A huge source of optimism was the announcement of plans for a new building that will make it possible to increase Undergraduate Business Program enrollment by at least 50% and attract more top students from around the globe to attend our graduate programs. The N.C. General Assembly passed a bill signed by Gov. Roy Cooper to provide $75 million in funding to expand and enhance the Business School campus. Investing in the future, Steven D. Bell (BA ’67) and Jackie Bell pledged $25 million to support the new building. An anonymous donor also pledged $25 million.

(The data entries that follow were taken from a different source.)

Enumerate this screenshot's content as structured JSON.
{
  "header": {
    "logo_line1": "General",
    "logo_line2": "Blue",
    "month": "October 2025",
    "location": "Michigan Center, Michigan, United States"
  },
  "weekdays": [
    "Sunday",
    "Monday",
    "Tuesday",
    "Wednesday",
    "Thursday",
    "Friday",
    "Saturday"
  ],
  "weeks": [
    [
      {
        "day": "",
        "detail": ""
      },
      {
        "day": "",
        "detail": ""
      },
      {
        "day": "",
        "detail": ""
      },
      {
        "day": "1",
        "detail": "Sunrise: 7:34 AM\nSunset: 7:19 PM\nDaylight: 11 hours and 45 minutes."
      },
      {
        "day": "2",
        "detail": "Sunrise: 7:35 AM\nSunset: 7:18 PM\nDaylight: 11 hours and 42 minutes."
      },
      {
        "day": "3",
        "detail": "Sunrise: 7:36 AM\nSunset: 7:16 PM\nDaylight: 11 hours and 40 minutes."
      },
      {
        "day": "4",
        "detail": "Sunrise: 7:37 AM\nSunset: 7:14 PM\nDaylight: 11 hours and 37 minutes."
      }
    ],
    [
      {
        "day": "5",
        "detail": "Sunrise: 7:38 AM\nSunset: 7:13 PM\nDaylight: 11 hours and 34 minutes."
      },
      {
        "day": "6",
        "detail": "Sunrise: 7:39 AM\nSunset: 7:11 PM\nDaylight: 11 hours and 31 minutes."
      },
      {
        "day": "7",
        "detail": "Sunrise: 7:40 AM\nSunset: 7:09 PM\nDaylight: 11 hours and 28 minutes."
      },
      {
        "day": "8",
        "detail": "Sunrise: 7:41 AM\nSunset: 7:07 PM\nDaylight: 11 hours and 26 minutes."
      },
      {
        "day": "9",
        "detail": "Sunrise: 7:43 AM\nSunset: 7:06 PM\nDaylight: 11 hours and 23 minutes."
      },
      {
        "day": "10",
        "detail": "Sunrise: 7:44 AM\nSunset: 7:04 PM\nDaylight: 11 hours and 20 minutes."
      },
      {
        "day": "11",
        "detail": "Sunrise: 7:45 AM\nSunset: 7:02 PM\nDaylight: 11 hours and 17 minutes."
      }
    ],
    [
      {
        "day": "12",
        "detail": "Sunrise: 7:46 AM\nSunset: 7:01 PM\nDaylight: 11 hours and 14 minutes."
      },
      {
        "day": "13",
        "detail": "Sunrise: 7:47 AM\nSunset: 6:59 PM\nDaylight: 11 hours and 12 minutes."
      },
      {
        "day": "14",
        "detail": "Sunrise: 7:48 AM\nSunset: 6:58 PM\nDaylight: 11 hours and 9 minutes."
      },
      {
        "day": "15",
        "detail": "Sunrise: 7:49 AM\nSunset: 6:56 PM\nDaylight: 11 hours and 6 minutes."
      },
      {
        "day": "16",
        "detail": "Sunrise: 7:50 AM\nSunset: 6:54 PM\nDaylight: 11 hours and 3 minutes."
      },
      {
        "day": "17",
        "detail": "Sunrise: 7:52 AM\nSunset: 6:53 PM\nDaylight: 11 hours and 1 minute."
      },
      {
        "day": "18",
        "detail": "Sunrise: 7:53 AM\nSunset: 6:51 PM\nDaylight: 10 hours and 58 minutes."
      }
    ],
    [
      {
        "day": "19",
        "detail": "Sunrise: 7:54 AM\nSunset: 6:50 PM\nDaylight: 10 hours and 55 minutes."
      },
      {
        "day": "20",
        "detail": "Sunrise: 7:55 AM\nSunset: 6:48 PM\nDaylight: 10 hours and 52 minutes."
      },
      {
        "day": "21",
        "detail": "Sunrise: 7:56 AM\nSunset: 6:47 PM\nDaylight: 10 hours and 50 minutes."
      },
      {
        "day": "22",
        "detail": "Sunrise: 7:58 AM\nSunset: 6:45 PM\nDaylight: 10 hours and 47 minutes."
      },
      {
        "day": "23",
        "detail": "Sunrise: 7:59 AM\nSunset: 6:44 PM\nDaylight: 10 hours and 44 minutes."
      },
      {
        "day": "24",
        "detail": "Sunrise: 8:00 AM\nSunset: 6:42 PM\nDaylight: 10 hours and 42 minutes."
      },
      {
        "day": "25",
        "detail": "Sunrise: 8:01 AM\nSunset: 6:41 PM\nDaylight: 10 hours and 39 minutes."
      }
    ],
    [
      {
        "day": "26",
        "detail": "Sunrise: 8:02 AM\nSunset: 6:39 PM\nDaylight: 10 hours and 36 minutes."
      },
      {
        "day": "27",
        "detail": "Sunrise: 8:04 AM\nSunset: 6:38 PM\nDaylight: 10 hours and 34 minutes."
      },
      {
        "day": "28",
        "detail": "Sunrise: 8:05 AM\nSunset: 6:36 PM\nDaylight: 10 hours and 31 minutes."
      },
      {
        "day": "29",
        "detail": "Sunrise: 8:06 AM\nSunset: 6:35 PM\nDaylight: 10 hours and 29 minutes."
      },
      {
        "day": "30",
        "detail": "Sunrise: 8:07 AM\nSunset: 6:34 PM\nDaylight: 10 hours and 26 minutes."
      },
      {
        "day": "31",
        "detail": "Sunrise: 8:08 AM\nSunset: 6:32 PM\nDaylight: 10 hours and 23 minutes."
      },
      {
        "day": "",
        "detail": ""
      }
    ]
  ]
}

Calls to eliminate racial bias and promote inclusion at UNC Kenan-Flagler spurred changes across the School, from the curriculum to hiring, adding inclusion to our core values, and changing the lobby to showcase those values. The work continues to ensure diversity, equity and inclusion in all we do. The School is working with the University Commission on History, Race and a Way Forward to honor the approximately 120 enslaved people buried in Barbee Cemetery at the Rizzo Center in Meadowmont.

What’s next for learning

Someone called the next stage of the pandemic as moving toward “normal-ish.”

Once faculty members were teaching in the new online environment, they realized they could teach in it and could have meaningful and effective interactions,” said Jennifer Cutts, director of curriculum and innovation.

In the early days of the pandemic, the faculty’s main concern was to ensure students had equitable access and were able to learn as effectively as in the traditional classroom. Faculty who had never taught online moved from the “fear factor” to embracing it and, best of all, seeking help to be more effective in this new format and excited about how online teaching approaches can have an impact on the student experience and the learning environment.

“Last spring, we had to learn all of this amid fear, disruption,” she said. “We didn’t have lots of choices – we were learning in the midst of the crisis. We had to make a lot of hard decisions in reaction mode to things we’ve never experienced. Since then, we’ve planned for the pandemic. We can take pride and comfort in that we responded well in the crisis – we communicated openly, were compassionate and stayed safe. We focused on learning, community and connection. We were agile amid great uncertainty. Over the summer we had learned lessons and could plan strategically for a learning experience in a new environment. Now we can celebrate that win and rethink best practices for whatever comes next.

All the pieces were there to be able to go online; the pandemic accelerated our adoption, says Cutts. “Now we are thinking about how we get back to a better normal, a better version of what we have now, and as we all have more choices take the good of what we’ve achieved to create a new model of what learning should be. Educational and corporate leaders alike will need to figure out how to make the online environment work for us all.”